On the risk of fatigue failure of structural elements exposed to bottom wave slamming -- Impulse response regime
Romain Hascoët, Nicolas Jacques
TL;DR
This work evaluates whether fatigue damage from bottom-wave slamming can govern the design of marine structural elements when the impact duration is short relative to the structure's vibratory response time, i.e., in the impulse regime with $t_{ m imp}\ll t_{ m vib}$. It develops a general framework coupling a single-dominant-mode impulse response, extended SN-curves with both low- and high-/very-high-cycle branches, and stochastic sea-state/impact modeling to compare fatigue risk against ultimate-strength exceedance. Using Monte Carlo simulations over long-term exposures, it shows fatigue-driven failure can necessitate sizing constraints 3–5× more conservative than those based solely on $S_{u}$ for typical lifetimes and elevations, with fatigue damage predominantly arising from high-/very-high-cycle regimes and from moderately nonlinear waves. The study also analyzes how body elevation and wave-nonlinearity effects influence the relative importance of fatigue, discusses parameter-inference steps for real structures, and outlines extensions to forward/seakeeping motions and non-impulse regimes.

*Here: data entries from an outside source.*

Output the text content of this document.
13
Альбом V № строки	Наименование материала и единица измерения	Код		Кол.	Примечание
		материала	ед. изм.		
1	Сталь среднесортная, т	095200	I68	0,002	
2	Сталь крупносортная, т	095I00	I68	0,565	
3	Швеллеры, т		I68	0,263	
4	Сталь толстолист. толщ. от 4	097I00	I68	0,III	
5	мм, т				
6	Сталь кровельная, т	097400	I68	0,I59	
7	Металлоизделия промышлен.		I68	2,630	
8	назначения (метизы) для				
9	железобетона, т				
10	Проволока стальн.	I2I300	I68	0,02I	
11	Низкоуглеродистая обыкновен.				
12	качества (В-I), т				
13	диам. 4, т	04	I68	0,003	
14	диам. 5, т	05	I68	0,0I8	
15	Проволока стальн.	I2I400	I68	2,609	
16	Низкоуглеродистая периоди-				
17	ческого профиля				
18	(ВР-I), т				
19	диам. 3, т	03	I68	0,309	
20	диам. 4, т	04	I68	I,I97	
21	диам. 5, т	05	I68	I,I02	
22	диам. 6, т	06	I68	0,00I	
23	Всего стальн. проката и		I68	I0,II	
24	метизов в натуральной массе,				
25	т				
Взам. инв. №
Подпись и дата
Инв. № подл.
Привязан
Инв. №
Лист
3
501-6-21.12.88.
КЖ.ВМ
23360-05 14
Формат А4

The findings highlight fatigue as a potentially critical but design-sensitive factor for slamming-prone elements, suggesting careful consideration of impulse dynamics, SN-curve randomness, and long-term exposure in reliability-based sizing.
Abstract
This study aims to investigate whether fatigue damage induced by bottom wave slamming can be a failure mode important to consider when sizing a marine structural element. The body exposed to wave impacts is assumed to have a shape and structural arrangement such that the duration of wave-impact loads is short relative to the structure's vibratory response time. In this dynamical regime, fatigue is found to be a potentially important failure mechanism: accounting for the risk of failure due to fatigue damage may result in design constraints that are significantly more conservative than those based on the risk of ultimate strength exceedance. The role of fatigue damage depends on the elevation of the body. It is predominant for low elevations, for which slamming events are frequent. Since this study aims to provide general insight, the specific details of the body, such as its shape and structural arrangement, are not specified. Instead, a general framework is used for the analysis. The way forward to address a specific case study, possibly including the effects of forward and seakeeping motions, is briefly explained.